Helix-turn-helix is a DNA-binding motif commonly found in prokaryotic transcriptional regulatory proteins. Zinc-finger is a DNA-binding motif commonly found in eukaryotic transcriptional regulatory proteins. Leucine zipper is a protein-binding motif found commonly in eukaryotic transcriptional regulatory proteins.

Question 22

What are the components in a nucleosome core, histone core and nucleosome?

Answer 22

Nucleosome core contains 146 bp DNA and a histone core.
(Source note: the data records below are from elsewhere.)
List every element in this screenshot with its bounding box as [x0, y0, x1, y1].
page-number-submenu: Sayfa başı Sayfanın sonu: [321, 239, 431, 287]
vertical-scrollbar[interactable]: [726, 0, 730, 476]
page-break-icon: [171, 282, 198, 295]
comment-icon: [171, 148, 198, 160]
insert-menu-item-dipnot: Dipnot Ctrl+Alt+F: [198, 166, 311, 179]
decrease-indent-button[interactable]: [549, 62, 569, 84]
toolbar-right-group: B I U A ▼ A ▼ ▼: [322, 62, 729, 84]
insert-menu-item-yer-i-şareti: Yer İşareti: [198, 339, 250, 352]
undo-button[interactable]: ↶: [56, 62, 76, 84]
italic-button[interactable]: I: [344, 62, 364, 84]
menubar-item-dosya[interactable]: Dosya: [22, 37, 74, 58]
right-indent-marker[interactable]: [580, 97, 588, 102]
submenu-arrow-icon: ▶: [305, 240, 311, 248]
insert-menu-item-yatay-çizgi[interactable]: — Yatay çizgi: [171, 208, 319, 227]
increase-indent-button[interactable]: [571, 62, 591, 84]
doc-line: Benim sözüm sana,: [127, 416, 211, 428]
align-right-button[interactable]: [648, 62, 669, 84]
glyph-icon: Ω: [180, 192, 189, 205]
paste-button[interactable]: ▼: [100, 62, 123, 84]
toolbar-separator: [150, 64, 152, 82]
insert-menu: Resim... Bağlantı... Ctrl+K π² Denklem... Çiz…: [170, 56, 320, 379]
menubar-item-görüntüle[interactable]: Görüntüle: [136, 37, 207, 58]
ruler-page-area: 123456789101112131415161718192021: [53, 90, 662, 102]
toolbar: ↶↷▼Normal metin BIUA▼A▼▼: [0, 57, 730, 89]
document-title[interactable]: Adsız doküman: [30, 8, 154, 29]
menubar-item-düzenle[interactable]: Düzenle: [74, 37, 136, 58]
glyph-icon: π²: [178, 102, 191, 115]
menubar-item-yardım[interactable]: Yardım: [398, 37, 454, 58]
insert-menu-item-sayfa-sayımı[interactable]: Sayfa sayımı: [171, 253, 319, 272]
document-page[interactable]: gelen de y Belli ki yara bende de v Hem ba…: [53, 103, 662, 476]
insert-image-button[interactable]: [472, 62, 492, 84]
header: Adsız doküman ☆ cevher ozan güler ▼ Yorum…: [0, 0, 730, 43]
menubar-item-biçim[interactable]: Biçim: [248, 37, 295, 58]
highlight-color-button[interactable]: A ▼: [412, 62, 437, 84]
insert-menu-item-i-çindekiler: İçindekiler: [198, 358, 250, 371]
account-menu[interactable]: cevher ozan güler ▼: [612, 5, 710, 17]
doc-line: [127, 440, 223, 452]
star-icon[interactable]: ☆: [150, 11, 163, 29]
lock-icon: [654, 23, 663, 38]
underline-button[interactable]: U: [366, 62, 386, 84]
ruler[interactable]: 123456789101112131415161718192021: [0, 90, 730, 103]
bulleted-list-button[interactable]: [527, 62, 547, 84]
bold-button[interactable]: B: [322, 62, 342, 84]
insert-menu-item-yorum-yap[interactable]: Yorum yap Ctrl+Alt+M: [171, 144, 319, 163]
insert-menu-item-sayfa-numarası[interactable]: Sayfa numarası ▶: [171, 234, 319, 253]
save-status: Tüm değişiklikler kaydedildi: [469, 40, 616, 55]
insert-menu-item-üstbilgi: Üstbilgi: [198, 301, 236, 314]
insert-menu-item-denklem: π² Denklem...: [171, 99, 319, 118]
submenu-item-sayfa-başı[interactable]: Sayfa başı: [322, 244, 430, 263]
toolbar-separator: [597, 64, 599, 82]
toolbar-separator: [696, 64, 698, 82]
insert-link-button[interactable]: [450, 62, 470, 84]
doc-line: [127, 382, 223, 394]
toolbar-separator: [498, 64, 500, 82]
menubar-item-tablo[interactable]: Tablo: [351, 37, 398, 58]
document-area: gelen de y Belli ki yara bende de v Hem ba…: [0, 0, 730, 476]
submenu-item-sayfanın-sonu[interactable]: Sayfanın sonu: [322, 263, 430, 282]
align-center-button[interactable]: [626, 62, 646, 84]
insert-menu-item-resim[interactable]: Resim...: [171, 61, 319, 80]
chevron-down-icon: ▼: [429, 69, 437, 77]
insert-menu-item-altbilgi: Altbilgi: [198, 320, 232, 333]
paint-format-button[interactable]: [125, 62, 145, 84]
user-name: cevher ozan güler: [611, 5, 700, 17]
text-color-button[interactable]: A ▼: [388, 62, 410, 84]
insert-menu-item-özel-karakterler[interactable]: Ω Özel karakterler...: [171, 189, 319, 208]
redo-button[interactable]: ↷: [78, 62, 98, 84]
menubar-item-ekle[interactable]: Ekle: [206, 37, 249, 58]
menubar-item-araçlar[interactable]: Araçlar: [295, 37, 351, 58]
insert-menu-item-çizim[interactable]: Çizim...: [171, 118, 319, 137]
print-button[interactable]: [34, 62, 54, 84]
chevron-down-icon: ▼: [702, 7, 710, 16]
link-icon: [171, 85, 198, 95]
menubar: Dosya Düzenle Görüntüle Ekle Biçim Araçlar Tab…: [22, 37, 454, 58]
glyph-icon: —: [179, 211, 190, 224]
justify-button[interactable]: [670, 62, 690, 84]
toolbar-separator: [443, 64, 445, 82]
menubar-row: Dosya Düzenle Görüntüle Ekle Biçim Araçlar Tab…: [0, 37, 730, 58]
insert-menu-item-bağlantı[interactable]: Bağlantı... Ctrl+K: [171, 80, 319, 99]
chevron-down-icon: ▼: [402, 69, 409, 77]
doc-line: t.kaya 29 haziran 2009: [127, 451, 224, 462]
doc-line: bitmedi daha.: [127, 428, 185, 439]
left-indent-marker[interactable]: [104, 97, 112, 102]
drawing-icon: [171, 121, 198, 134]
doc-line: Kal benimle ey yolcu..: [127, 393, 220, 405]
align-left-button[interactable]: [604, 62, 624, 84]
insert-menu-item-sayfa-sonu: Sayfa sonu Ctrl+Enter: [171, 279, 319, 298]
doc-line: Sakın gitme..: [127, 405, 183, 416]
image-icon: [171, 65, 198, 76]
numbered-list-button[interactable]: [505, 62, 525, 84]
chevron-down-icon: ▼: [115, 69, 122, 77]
The histone core contains 8 histone proteins, 2 copies each of H2A, H2B, H3 and H4. Nucleosome contains 166 bp DNA, a histone core and another histone protein, H1.

Question 23

Which of the chromatin regions is more loosely packed?

Answer 23

The transcriptionally active region.

Question 24

Which of the above chromatin regions contains more acetylated histones?

Answer 24

The transcriptionally active region.

Question 25

What kind of enzymes can be recruited to chromatin by transactivators that bind enhancer or UAS?

Answer 25

Histone acetylases and chromatin-remodeling enzymes.

Question 26

How do these enzymes (histone acetylases and chromatin-remodeling enzymes) enhance gene expression?

Answer 26

Histone acetylases acetylate histone proteins, reducing the nucleosome packing and recruiting
transcription factors and chromatin-remodeling
enzymes that contain a bromodomain. Chromatin-remodeling enzymes shift the position of nucleosomes along the DNA. Both types of enzyme expose the chromosomal DNA for binding of regulatory proteins and transcription machinery.

Question 27

What is the effect of histone acetylation on nucleosome packing?

Answer 27

Histone acetylation unpacks the nucleosome.

Question 28

What are the proteins that can bind acetylated histones?

Answer 28

The transcription factors (e.g., TAFII250) and the chromatin-remodeling enzymes that contain bromodomains.

Question 29

How do Myc-Max dimers activate gene expression?

Answer 29

Myc-Max dimers bind to E box elements in DNA and recruits co-activators that contain histone acetylase activity.

Question 30

How do Mad-Max dimers repress gene expression?

Answer 30

Mad-Max dimers bind to E box elements in DNA and recruits co-repressors that contain histone deacetylase activity.

Question 31

How does estrogen activate estrogen receptor and estrogen responsive gene expression?

Answer 31

Binding of estrogen to estrogen receptor changes the conformation of the receptor so that the receptor can recruit a co-activator.

Question 32

How does tamoxifen inhibit the estrogen receptor and estrogen responsive gene expression?

Answer 32

Binding of tamoxifen to estrogen receptor changes the conformation of the receptor so that the receptor cannot recruit the co-activator.